Abstract
Purpose :
Our previous studies have demonstrated the presence of anti-citrullinated protein autoantibodies (ACPA) in ocular surface washes from patients with autoimmune dry eye disease (DED). Moreover, autoimmune DED was responsive to treatment with pooled human immune globulin (pooled IgG) eye drops. The purpose of this study was to develop a plate reader-based in vitro assay to evaluate therapeutics targeting neutrophil activation and neutrophil extracellular traps formation (NETosis). Specifically, the efficacy of pooled IgG in preventing neutrophil activation and NETosis were assessed.
Methods :
Primary human neutrophils (HemaCare) were maintained in phenol red-free RPMI1640 media supplemented with 10% fetal bovine serum. 1 × 105 neutrophils were seeded into black/ clear bottom 96-well plates (FIAv plates, Greiner Bio) and stained with 1 µM SYTOX green (S7020, Thermo Fisher Scientific), a fluorescent dye that is impermeant to live cells and has a high affinity to nucleic acid. Subsequently, cells were allowed to settle for 20 min and subsequently stimulated with either phorbol 12-myristate 13-acetate (PMA; 100 nM; 79346, Sigma-Aldrich), or anti-histone 4 R3 ACPA (H4R3 ACPA; 100 ng/mL; Abcam, #ab81797). Fluorescence of extracellular NET-bound SYTOX Green (excitation λ: 488 nm, emission λ: 510 nm) was measured every 30 min for a period of 72 h using a microplate reader (Cytation 5, Biotek Instruments) at 37°C. Dose-responses (0.001 – 4%) of pooled human IgG diluted in saline (Flebogamma) were tested for the ability to inhibit NETosis.
Results :
H4R3 ACPA resulted in ~2-fold increased SYTOX Green fluorescence over a 72 h period indicating neutrophil activation and NETosis.

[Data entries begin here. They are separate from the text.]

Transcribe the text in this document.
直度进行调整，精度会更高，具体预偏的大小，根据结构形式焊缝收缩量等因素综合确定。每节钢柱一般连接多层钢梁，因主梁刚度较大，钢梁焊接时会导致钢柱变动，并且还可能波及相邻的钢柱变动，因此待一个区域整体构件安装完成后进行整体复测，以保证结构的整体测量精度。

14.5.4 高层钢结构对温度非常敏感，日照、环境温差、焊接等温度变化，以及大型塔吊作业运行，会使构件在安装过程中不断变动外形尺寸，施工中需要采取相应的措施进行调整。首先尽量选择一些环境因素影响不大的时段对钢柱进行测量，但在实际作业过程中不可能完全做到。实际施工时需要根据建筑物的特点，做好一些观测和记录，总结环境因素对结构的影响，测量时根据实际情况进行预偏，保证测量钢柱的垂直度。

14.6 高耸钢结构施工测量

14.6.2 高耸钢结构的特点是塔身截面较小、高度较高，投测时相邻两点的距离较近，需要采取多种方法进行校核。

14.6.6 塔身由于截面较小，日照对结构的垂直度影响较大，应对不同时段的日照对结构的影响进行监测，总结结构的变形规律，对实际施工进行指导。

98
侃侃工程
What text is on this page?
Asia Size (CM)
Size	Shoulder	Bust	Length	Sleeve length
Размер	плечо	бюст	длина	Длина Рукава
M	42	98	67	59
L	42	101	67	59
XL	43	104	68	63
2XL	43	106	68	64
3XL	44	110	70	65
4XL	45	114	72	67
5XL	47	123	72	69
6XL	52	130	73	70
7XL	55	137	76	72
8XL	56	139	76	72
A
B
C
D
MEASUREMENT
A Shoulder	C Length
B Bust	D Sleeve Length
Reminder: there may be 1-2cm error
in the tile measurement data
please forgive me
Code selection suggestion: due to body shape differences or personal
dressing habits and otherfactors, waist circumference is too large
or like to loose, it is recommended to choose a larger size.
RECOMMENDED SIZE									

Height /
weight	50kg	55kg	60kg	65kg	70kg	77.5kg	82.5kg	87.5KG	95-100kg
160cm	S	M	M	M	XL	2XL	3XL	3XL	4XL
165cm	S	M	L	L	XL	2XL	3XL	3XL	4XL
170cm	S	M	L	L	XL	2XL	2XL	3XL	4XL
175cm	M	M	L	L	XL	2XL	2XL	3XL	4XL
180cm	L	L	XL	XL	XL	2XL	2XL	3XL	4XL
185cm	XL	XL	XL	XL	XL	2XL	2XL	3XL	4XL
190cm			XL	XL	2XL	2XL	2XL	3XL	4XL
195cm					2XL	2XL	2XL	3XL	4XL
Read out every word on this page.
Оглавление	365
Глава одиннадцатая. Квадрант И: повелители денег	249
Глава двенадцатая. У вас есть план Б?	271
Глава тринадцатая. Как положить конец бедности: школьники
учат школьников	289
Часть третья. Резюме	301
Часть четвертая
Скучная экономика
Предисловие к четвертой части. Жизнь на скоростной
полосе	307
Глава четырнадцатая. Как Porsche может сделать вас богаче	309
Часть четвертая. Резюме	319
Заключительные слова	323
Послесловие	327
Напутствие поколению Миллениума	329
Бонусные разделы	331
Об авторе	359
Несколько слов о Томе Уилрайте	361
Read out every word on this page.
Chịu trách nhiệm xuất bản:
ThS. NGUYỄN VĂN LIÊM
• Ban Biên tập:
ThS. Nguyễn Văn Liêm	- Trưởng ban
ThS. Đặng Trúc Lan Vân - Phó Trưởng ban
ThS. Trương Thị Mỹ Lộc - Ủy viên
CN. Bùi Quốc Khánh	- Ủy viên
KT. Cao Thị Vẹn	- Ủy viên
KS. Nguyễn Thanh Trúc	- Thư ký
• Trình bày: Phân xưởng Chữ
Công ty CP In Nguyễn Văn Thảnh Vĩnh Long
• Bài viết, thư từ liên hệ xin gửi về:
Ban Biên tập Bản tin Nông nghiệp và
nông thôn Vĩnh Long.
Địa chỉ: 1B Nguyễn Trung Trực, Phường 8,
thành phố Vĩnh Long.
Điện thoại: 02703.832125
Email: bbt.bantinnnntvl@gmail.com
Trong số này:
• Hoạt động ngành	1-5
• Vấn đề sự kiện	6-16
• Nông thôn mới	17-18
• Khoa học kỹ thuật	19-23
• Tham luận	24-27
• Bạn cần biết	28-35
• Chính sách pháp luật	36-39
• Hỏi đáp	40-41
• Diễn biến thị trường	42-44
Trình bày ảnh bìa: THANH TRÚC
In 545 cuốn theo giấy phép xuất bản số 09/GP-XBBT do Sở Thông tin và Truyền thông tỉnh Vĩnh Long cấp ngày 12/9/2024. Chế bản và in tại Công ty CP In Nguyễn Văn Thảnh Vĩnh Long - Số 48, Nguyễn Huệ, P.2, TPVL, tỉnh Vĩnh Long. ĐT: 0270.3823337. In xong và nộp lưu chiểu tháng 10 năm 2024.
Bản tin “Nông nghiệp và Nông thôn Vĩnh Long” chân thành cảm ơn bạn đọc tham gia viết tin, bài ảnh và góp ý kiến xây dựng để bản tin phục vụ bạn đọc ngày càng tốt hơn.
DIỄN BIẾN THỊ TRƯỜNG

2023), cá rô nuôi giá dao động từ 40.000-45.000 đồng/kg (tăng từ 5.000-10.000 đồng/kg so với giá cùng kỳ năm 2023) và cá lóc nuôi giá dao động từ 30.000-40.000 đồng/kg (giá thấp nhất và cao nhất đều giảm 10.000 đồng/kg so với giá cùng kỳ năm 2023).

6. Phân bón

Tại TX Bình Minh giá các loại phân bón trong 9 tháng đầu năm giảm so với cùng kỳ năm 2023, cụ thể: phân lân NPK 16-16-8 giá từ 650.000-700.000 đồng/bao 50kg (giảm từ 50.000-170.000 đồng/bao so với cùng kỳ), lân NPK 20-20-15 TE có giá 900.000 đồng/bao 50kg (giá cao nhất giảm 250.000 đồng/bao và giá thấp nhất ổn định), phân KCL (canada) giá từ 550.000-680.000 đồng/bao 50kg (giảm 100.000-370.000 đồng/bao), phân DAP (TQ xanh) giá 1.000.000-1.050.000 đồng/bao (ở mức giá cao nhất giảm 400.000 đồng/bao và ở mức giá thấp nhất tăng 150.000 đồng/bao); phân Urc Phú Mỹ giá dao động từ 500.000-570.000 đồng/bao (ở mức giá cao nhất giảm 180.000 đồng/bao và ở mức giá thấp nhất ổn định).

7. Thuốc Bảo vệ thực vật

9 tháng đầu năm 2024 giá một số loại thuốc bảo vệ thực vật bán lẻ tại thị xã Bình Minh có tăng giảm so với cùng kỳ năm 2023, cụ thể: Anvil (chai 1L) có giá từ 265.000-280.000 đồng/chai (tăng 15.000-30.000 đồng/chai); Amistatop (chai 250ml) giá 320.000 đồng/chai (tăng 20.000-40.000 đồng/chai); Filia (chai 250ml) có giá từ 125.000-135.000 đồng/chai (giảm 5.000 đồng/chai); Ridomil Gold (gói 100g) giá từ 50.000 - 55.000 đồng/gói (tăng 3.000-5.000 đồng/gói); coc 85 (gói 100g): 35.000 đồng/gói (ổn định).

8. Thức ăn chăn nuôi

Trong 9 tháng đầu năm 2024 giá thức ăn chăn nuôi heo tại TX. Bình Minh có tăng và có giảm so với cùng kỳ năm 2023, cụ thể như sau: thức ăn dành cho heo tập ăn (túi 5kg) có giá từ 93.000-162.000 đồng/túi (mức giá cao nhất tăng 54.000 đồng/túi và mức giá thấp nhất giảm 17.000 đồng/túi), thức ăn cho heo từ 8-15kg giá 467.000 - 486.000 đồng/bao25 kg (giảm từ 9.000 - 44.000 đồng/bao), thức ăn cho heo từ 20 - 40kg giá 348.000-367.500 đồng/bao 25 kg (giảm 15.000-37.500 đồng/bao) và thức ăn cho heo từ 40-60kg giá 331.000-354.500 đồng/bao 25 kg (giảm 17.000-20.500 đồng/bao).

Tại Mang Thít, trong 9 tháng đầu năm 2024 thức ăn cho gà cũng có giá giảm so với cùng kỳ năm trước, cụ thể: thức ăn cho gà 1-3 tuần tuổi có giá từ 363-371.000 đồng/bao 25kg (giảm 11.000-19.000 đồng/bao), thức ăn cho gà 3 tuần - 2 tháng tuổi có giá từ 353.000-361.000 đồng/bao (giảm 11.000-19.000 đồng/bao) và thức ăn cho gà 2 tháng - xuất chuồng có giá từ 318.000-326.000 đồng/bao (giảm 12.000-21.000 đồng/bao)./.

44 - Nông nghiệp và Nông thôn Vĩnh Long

The level of NETosis elicited by H4R3 ACPA was similar to activation by PMA. Pooled IgG resulted in a dose-dependent decrease in SYTOX Green fluorescence that could be fitted with a fourth parameter non-linear regression (R2 = 0.95). 1% pooled IgG reduced SYTOX Green fluorescence to 115.4 ± 10.9% (mean ± S.D.) of control for H4R3 ACPA-induced NETosis and 99.6 ± 9.1 % (mean ± S.D.) for PMA-induced NETosis.
Conclusions :
The plate reader-based SYTOX Green assay provides a standardized platform for testing NETosis-targeted therapeutics. Pooled IgG exert potent protection against ACPA-induced NETosis in vitro. Our findings confirm observations from our previous studies that have shown improvement of ocular surface pathology following Pooled IgG administration.
This abstract was presented at the 2022 ARVO Annual Meeting, held in Denver, CO, May 1-4, 2022, and virtually.